American Citizens or nationals of the United States of America are not the same as a commercial franchise legal fiction ‘U.S. person’, “res ident”, ‘individual’, which may be known, presumed, or claimed to be a U.S. Administrative Agency, ‘Estate’, ‘Transmitting Utility’, ‘Vessel’, ‘Vehicle’, or a ‘Beneficiary’ or ‘Recipient’ of federal [retirement benefits, per 5 USC 552 a(a)(13)] of the United States’ ‘public trust’, which operates today by ‘public policy’ ‘administrated’ under the ‘statutory-administrative scheme’, and which goes back to Title 5, USC.  Federal case law bears this out.   The United States Code provides that ‘natural persons’ are within the definition of a U.S. ‘citizen’, and are included with a “corporation”.  Do corporations have Constitutionally protected inalienable or Vested Rights, or enjoy the Bill of Rights?  I don’t think so.
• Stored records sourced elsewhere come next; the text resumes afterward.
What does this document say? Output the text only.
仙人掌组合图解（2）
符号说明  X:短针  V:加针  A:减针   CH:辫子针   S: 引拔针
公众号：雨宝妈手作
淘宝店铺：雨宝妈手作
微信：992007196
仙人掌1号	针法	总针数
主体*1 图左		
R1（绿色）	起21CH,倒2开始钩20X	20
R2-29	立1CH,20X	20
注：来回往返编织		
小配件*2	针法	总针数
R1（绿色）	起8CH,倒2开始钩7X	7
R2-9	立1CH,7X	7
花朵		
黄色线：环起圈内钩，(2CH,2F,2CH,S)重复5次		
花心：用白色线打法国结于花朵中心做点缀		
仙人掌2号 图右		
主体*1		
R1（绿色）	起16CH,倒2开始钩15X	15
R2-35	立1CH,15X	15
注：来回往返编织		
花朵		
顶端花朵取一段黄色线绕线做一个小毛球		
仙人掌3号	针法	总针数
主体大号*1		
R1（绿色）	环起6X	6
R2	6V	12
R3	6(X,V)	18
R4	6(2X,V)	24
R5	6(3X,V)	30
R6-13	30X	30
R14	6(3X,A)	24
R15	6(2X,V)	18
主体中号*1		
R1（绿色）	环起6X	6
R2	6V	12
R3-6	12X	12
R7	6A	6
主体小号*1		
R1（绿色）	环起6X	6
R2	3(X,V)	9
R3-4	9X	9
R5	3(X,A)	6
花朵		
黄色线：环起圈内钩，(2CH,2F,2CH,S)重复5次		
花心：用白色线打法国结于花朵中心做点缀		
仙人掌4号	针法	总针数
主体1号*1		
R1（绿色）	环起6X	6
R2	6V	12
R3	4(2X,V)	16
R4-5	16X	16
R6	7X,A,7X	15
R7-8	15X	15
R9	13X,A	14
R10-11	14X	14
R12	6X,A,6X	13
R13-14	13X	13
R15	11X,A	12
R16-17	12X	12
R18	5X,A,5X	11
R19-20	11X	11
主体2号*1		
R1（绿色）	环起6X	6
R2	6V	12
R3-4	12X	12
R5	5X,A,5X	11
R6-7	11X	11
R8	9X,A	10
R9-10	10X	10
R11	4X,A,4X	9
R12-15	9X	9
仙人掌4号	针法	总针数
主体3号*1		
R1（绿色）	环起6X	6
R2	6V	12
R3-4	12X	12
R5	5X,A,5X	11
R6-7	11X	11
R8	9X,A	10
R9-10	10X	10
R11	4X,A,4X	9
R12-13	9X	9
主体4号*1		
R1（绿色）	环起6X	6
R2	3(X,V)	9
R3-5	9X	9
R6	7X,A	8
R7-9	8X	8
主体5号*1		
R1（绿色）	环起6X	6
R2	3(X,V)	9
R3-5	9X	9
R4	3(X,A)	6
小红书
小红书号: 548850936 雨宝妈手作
They are treated as having only ‘civil rights’ or privileges, granted by action of the CORPORATE STATE.  Said ‘rights’ are not the same or on par with Vested Inalienable or Constitutionally protected Rights set forth under the Bill of Rights as amended to the Organic Constitution for the United States of America, which is not the same or on par with the ‘federal constitution’ ‘adopted’ by Congress at the ‘incorporation of the District of Columbia’ and ‘United States’, wherein the adopted constitution was made by resolution within the corporate charter as a by-law.

In summary, if true American Citizens who are real flesh and blood men/women on the soil of the American states of the Union can be surveilled because they, as a matter of any of these draconian statutes bearing on ‘national security’, are ‘foreign to’ and ‘without the United States’ [by Hooven definition], then Congress certainly knows this to be an indirect attack, as a matter of grave concern, on the Sovereign status of the American People and their Constitutionally protected Bill of Rights.  This protection does not, however, extend to nor support any ‘person’, defined within the Statutes of Congress or Executive Orders of the President.  The Bill of Rights is reserved for persons within the United States of America only, and does not apply to anyone falling under 14th Amendment status.  ALL ‘persons’ registered at berth/birth with any federally incorporated ‘State of’ the United States are deemed to be subject to/of the 14th Amendment, and have only civil rights as a result.  They are not protected under any of the previous Amendments I-X.

If you call the  U.S. Department of State, Office of Legal Counsel, and ask them about the significance of a ‘Birth Certificate’ or ‘registration’ in relation to the presumed status of the registered person and the 14th Amendment, if they are consistent with what they have told us in the recent past, they will state that the registered person is deemed to be subject to/of  the 14th Amendment and is a ‘U.S. citizen’ thereof.  THAT MEANS, “no Constitutionally protected [Bill of] Rights”, only relative rights granted by Congress and the Executive within the DISTRICT OF COLUMBIA, including the ‘right’ and ‘duty’ to pay federal ‘individual’ income taxes.